Rede des Stadtverordneten Lange (AfD) zu Punkt 36.2 der Tagesordnung „Antrag der Die Linke. Liste Fraktion im Rat gem. § 4 der Geschäftsordnung für den Rat der Stadt hier: StVO-Novelle nutzen. Verkehrswende voranbringen (A/17/5624) und zum Änderungsantrag A/17/5624-02 der SPD unter Punkt 36.2.1.

Sehr geehrter Herr Oberbürgermeister, sehr geehrte Damen und Herren!

Wieder einmal möchte man den Individualverkehr in Oberhausen unattraktiver machen.

Aber gerade in Oberhausen haben wir dank der ÖPNV-Trasse und vielen gut ausgebauten Fahrradwegen, wie die HOAG-Trasse oder den Grünen Pfad, welche zu einer der ersten Bahntrassenradwege im Ruhrgebiet zählte, schon heute gute Alternativen zum Individualverkehr und eine qualitative Verbesserung dieser Wege sollte Priorität genießen.

Ganze Fahrspuren für den Autoverkehr zu sperren und flächendeckend Tempo 30 einzuführen, sollte aber klar abgelehnt werden.

Diese Maßnahmen fördern Stau und, damit einhergehend, höhere Emissionsbelastungen, sowie Konflikte zwischen Auto- und Radfahrern sowie auch den Fußgängern. Dies können wir heute schon tagtäglich miterleben.

Gerade ältere oder berufstätige Mitbürger sind auf den Individualverkehr angewiesen, was man auch klar erkennen kann nach den Statistiken.

Auch die STOAG hat in der Vergangenheit schon von übermäßigen Tempo-30-Zonen abgeraten. Als Beispiel kann ich hier auf einen Antrag der GRÜNEN in der Bezirksvertretung Sterkrade hinweisen, welcher auch das Ziel hatte, auf der Emmericher Straße Tempo 30 einzuführen.

Die STOAG, welche einen eng getakteten Fahrplan hat, wies hier auf die längeren Fahrzeiten hin, welche auch den öffentlichen Personennahverkehr für die Nutzer unattraktiver machen würde. Fahrpläne und Lenk- und Ruhezeiten wären demnach kaum mehr einzuhalten.

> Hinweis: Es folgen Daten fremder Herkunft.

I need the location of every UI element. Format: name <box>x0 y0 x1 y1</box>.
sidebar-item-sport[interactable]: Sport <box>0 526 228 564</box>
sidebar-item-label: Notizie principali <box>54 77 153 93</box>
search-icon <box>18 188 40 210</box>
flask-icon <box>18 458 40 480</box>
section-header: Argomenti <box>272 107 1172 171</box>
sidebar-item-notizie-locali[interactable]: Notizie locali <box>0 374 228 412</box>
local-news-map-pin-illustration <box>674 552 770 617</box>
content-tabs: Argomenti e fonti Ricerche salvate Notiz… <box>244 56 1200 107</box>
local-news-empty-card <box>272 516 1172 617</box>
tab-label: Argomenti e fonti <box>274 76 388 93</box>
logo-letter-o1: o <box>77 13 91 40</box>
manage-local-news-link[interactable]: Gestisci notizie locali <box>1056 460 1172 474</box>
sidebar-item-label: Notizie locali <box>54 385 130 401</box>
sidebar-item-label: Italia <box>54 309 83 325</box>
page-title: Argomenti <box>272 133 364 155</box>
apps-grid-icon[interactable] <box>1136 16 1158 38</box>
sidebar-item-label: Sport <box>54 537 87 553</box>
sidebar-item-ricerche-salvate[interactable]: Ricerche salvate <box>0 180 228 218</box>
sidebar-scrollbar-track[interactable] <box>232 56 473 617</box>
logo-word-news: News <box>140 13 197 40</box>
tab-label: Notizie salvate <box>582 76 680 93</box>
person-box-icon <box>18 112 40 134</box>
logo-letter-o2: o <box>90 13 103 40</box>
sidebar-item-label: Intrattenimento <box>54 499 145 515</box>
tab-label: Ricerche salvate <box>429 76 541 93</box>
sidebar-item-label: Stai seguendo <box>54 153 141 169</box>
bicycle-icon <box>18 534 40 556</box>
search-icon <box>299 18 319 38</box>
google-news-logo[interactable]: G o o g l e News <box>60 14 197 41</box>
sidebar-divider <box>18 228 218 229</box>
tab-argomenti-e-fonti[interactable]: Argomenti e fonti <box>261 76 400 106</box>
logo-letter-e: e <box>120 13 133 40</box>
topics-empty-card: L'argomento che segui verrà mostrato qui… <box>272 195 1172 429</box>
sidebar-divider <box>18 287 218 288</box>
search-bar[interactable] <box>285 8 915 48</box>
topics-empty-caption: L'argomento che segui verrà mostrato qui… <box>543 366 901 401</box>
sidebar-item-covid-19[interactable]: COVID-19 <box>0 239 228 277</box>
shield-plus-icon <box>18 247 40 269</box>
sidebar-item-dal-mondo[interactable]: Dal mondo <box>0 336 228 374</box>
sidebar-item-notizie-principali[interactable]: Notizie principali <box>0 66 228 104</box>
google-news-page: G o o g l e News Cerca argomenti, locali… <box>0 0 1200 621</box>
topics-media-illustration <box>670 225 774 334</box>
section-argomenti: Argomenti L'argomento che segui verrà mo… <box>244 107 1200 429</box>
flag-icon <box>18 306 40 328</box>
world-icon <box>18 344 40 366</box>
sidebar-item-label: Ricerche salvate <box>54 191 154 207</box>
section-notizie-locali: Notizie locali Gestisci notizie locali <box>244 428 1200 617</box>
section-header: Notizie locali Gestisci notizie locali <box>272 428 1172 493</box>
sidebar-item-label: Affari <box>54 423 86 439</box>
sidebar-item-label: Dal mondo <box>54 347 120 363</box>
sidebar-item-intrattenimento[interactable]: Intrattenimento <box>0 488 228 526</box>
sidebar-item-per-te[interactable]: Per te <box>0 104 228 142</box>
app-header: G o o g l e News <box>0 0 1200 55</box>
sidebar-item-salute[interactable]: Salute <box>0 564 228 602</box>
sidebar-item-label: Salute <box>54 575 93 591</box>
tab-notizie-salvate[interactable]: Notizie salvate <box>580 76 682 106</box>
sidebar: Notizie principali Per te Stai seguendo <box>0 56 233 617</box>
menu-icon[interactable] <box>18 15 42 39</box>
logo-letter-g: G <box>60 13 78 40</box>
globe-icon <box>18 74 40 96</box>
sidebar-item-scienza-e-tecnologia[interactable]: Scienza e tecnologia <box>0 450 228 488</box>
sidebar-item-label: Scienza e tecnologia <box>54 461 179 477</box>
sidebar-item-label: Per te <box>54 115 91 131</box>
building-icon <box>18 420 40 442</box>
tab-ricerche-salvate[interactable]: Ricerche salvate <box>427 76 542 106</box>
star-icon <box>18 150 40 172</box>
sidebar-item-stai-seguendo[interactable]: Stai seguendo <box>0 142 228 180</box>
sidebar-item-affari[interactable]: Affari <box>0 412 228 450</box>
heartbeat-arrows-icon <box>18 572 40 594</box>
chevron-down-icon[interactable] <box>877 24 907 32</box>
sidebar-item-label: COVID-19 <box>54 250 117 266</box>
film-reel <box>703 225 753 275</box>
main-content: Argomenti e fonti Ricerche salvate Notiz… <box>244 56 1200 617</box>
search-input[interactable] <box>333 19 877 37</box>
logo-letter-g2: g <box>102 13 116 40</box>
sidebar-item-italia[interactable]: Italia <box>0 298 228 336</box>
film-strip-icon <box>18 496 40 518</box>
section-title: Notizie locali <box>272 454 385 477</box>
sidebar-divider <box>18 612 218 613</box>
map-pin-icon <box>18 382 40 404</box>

Zur Wahrheit gehört natürlich aber auch:

Tempo 30 ist da sinnvoll, wo Kindergärten, Altenheime, Schulen, Pflegeeinrichtungen sowie Krankenhäuser sind; ansonsten überwiegen leider die Nachteile.

Demnach, so zeigen es Ihre Anträge, liebe SPD und liebe LINKE LISTE, möchte Ihre linke Politik nicht irgendwelchen Verkehrsteilnehmern Nutzen bringen, sondern Verkehrsteilnehmern schaden; primär natürlich den Autofahrern.

Diese finanzieren mit ihren Steuern aber auch die Rad- und Fußwege, die Sie so gerne fördern wollen. Und dies wird leider von Ihnen nicht mitbedacht.

Daher raten wir ganz klar, diese Anträge abzulehnen.